Но не все было столь просто:
«В. и Ф. Не будь Ф., я бы погиб (Маруха): одиночество духа невоплощенного. Не будь В., я бы стал обывателем…»[166]
Вот так: Сцилла и Харибда. С одной стороны – бездна духа, с другой – рутина и обывательская жизнь. Как быть, как уцелеть? Каждый решает этот вопрос для себя сам – Пришвин весьма радикальным образом: в тридцать лет он фактически женился на своей первой женщине (редкие проститутки не в счет) и очень в этом позднее раскаивался.
«Вина основная во мне, что я эгоист и заварил брак в похоти, в состоянии двойственности, в грубейшем действии соединить уже во мне разъединенное: плоть и дух, в самообмане, в присоединении к естественному чувству (которое и надо было удовлетворять, как все?) идеологии брака»[167].
Сюжет любви интеллигента к простолюдинке какой-то бунинский, что-то вроде «Митиной любви» (недаром так потряс Пришвина этот рассказ земляка)[168] или «Темных аллей», которые он вряд ли читал, но если бы прочел, наверняка оценил бы не менее высоко. Но есть и разница. Для бунинских героев, дворян, студентов, барчуков – а точнее, для одного общего героя, перемещающегося из рассказа в рассказ – естественно было сойтись с крестьянкой или горничной, даже полюбить ее – и совершенно немыслимо на ней жениться, ибо Бунин сословных предрассудков всегда придерживался; пришвинская же судьба и некий, поначалу противоположный бунинским разрывам и расставаниям исход его любви, женитьба на дикарке, рождение детей, строительство дома и будущие очень сложные отношения с простонародной супругой, так или иначе все равно приходящие к разрыву через много лет («конечно это была не семья, а прицепка к жизни»), словно дают ответ на вопрос, что бы было, если б Николай Алексеевич из давшего название всей бунинской книге рассказа женился на крестьянке Надежде.
Мучительное переживание разрыва плоти и духа сближало елецких юношей ничуть не меньше, чем ужас революции семнадцатого года двух соседей-помещиков (так что связь между революцией и полом, конечно, есть, хотя педалирование этой темы в духе работ А. М. Эткинда кажется мне вряд ли оправданным).
Пришвин боялся кошмара чисто физиологического соития, сколько мог, избегал, сдерживал себя изо всех сил, сходил с ума, страдал, бросался то в марксизм, то в идеализм (для него это было одно и то же: «В своем кружке мы постоянно говорили, что бытие определяет сознание, но жили обратно: наше сознание идеальной и разумной действительности поглощало все наше бытие»), пока не понял, что плотское – это зверь, которому надо дать насытиться, а если оставить его голодным – то прямой путь к хлыстам.
«Во всех попытках жить для всех бессознательно управляет человеком его самость, но встречаясь в сознании с альтруизмом, она превращает жизнь человека в гримасу; единственный способ освободиться от этого зверя, всегда голодного, это насытить его, следить за ним, ухаживать, и вот, когда успокоенный зверь уснет, можно позволять себе отлучки в другую сторону (altera): это хозяйство со своим зверем и есть самость, без которой нельзя помочь другим людям»[169].
Любопытные мысли по этому поводу есть у Б. Пастернака в «Охранной грамоте»: «Всякая литература о поле, как и самое слово «пол», отдают несносной пошлостью, и в этом их назначенье.
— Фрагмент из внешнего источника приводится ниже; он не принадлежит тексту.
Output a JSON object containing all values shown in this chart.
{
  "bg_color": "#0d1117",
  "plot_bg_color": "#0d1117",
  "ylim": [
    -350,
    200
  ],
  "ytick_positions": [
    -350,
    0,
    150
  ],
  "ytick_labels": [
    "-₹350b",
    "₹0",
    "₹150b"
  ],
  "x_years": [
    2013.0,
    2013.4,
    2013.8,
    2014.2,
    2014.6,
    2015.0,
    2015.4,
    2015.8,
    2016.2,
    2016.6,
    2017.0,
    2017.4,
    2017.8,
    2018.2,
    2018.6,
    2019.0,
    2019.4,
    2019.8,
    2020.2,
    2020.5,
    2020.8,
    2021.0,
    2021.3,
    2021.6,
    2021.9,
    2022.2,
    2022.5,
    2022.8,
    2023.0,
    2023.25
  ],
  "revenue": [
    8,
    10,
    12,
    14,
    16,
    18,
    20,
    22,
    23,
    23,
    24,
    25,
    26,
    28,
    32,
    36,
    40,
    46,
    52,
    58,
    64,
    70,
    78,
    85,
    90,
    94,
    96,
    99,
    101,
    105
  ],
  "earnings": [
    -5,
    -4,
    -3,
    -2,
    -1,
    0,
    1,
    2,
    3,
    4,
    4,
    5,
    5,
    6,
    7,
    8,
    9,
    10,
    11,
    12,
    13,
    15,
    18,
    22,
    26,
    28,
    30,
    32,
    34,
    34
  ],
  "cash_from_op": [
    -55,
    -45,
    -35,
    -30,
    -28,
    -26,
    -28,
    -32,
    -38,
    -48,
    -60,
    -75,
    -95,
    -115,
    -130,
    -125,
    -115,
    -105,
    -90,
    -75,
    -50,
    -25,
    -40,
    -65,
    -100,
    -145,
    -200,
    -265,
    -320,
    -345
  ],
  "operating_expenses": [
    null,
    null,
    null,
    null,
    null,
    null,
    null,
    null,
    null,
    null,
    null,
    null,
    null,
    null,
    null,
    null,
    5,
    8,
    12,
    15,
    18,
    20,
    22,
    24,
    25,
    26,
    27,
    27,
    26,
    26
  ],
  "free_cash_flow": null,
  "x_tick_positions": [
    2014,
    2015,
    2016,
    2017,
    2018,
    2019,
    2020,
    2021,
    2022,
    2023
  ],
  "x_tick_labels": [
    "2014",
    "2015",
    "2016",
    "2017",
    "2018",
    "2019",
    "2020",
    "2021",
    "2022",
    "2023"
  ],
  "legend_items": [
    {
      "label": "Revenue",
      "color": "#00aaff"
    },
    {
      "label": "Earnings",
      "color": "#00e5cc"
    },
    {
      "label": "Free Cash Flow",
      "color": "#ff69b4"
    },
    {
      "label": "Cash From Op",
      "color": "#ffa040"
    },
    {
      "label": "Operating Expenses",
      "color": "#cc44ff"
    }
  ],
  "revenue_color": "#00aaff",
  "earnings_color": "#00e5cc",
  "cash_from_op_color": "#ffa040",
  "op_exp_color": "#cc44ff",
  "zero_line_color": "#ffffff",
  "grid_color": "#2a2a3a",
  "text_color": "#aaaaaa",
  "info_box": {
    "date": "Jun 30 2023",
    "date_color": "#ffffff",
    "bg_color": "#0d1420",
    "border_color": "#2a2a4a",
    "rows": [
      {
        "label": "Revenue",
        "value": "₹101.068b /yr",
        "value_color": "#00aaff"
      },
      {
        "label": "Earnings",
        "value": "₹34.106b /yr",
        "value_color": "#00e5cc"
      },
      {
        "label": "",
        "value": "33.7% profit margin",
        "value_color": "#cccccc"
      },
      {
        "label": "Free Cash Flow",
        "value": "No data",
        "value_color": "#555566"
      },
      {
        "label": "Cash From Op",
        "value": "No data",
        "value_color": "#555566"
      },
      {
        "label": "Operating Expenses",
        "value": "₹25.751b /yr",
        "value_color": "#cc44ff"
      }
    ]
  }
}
Именно только в этой омерзительности пригодны они природе, потому что как раз на страхе пошлости построен ее контакт с нами, и ничто не пошлое ее контрольных средств не пополняло бы. (…)
Движение, приводящее к зачатью, есть самое чистое из всего, что знает вселенная. И одной этой чистоты, столько раз побеждавшей в веках, было бы достаточно, чтобы по контрасту все то, что не есть оно, отдавало бездонной грязью».